Orange avec AFP-Services, publié le lundi 21 octobre 2019 à 09h00

Alors que la deuxième phase d'expérimentation devait être étendue à 40.000 jeunes, seuls 30.000 devraient finalement être concernés. 

"Autour de 30.000 jeunes" volontaires participeront en juin prochain à la deuxième édition du service national universel (SNU). C'est ce qu'a indiqué dimanche 20 octobre le secrétaire d'État en charge de la Jeunesse, Gabriel Attal, dans un entretien au Parisien. En juin dernier, près de 2.000 jeunes de 13 départements ont expérimenté ce projet cher au chef de l'État Emmanuel Macron.

Le dispositif devait initialement être étendu à 40.000 jeunes l'an prochain.




Finalement, ils seront "autour de 30.000", affirme Gabriel Attal. "C'est une montée en charge très importante. Pour la première fois, tous les départements lanceront le SNU. La campagne de recrutement commencera en janvier. Il y aura entre 100 et 500 volontaires, selon les départements", a-t-il ajouté. 

Le début des missions d'intérêt général

Après la première phase de juin dernier, durant laquelle les jeunes ont effectué un "séjour de cohésion" en internat, les volontaires doivent désormais accomplir deux semaines de mission d'intérêt général auprès d'une association, d'une collectivité ou d'un corps en uniforme d'ici à juin 2020. Pendant les vacances de la Toussaint, "ils seront près de la moitié des 1.978" premiers volontaires à effectuer cette mission, notamment dans l'armée, les forces de sécurité ou la solidarité. "La mission d'intérêt général n'est pas une fin en soi mais un moyen. On espère créer le déclic d'un engagement durable, par exemple en service civique ou dans la garde nationale, plaide le secrétaire d'État alors que l'utilité de ces stages est parfois contestée par une partie des organisations de jeunesse, rappelle Le Parisien

Le dispositif appelé à être obligatoire

Le dispositif est appelé à se généraliser au fil des ans à l'ensemble d'une classe d'âge, soit 800.000 adolescents, et à devenir obligatoire. "Les règles communes seront respectées parce qu'elles ont du sens. Il y aura aussi une échelle de sanctions pour ceux qui ne les respecteront pas, allant de l'avertissement, la mesure de responsabilisation jusqu'à l'exclusion", fait valoir Gabriel Attal. 

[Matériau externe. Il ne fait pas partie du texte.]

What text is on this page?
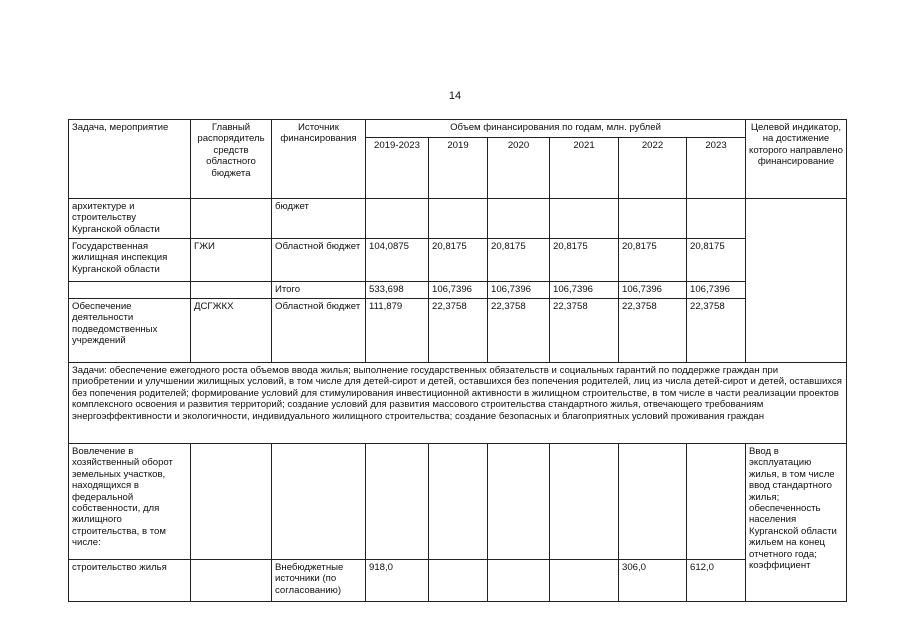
14
Задача, мероприятие	Главный распорядитель средств областного бюджета	Источник финансирования	Объем финансирования по годам, млн. рублей						Целевой индикатор, на достижение которого направлено финансирование
			2019-2023	2019	2020	2021	2022	2023	
архитектуре и строительству Курганской области		бюджет							
Государственная жилищная инспекция Курганской области	ГЖИ	Областной бюджет	104,0875	20,8175	20,8175	20,8175	20,8175	20,8175	
		Итого	533,698	106,7396	106,7396	106,7396	106,7396	106,7396	
Обеспечение деятельности подведомственных учреждений	ДСГЖКХ	Областной бюджет	111,879	22,3758	22,3758	22,3758	22,3758	22,3758	
Задачи: обеспечение ежегодного роста объемов ввода жилья; выполнение государственных обязательств и социальных гарантий по поддержке граждан при приобретении и улучшении жилищных условий, в том числе для детей-сирот и детей, оставшихся без попечения родителей, лиц из числа детей-сирот и детей, оставшихся без попечения родителей; формирование условий для стимулирования инвестиционной активности в жилищном строительстве, в том числе в части реализации проектов комплексного освоения и развития территорий; создание условий для развития массового строительства стандартного жилья, отвечающего требованиям энергоэффективности и экологичности, индивидуального жилищного строительства; создание безопасных и благоприятных условий проживания граждан									
Вовлечение в хозяйственный оборот земельных участков, находящихся в федеральной собственности, для жилищного строительства, в том числе:									Ввод в эксплуатацию жилья, в том числе ввод стандартного жилья; обеспеченность населения Курганской области жильем на конец отчетного года; коэффициент
строительство жилья		Внебюджетные источники (по согласованию)	918,0				306,0	612,0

Missionné pour évaluer la première phase de préfiguration du SNU, l'Institut national de la jeunesse et de l'éducation populaire (INJEP) a livré ses premiers constats en septembre après une enquête auprès des premiers volontaires. Il en ressort que ces jeunes ont surtout été motivés par la perspective de rencontrer de nouvelles personnes (76 %). Ils sont aussi 40 % à avoir vu dans le SNU un "moyen de servir la nation". À 94 %, ces jeunes volontaires sont ressortis "satisfaits" de leur séjour. Ils sont par ailleurs 69 % à penser que l'emploi du temps et l'organisation des journées, trop denses, devraient être améliorés.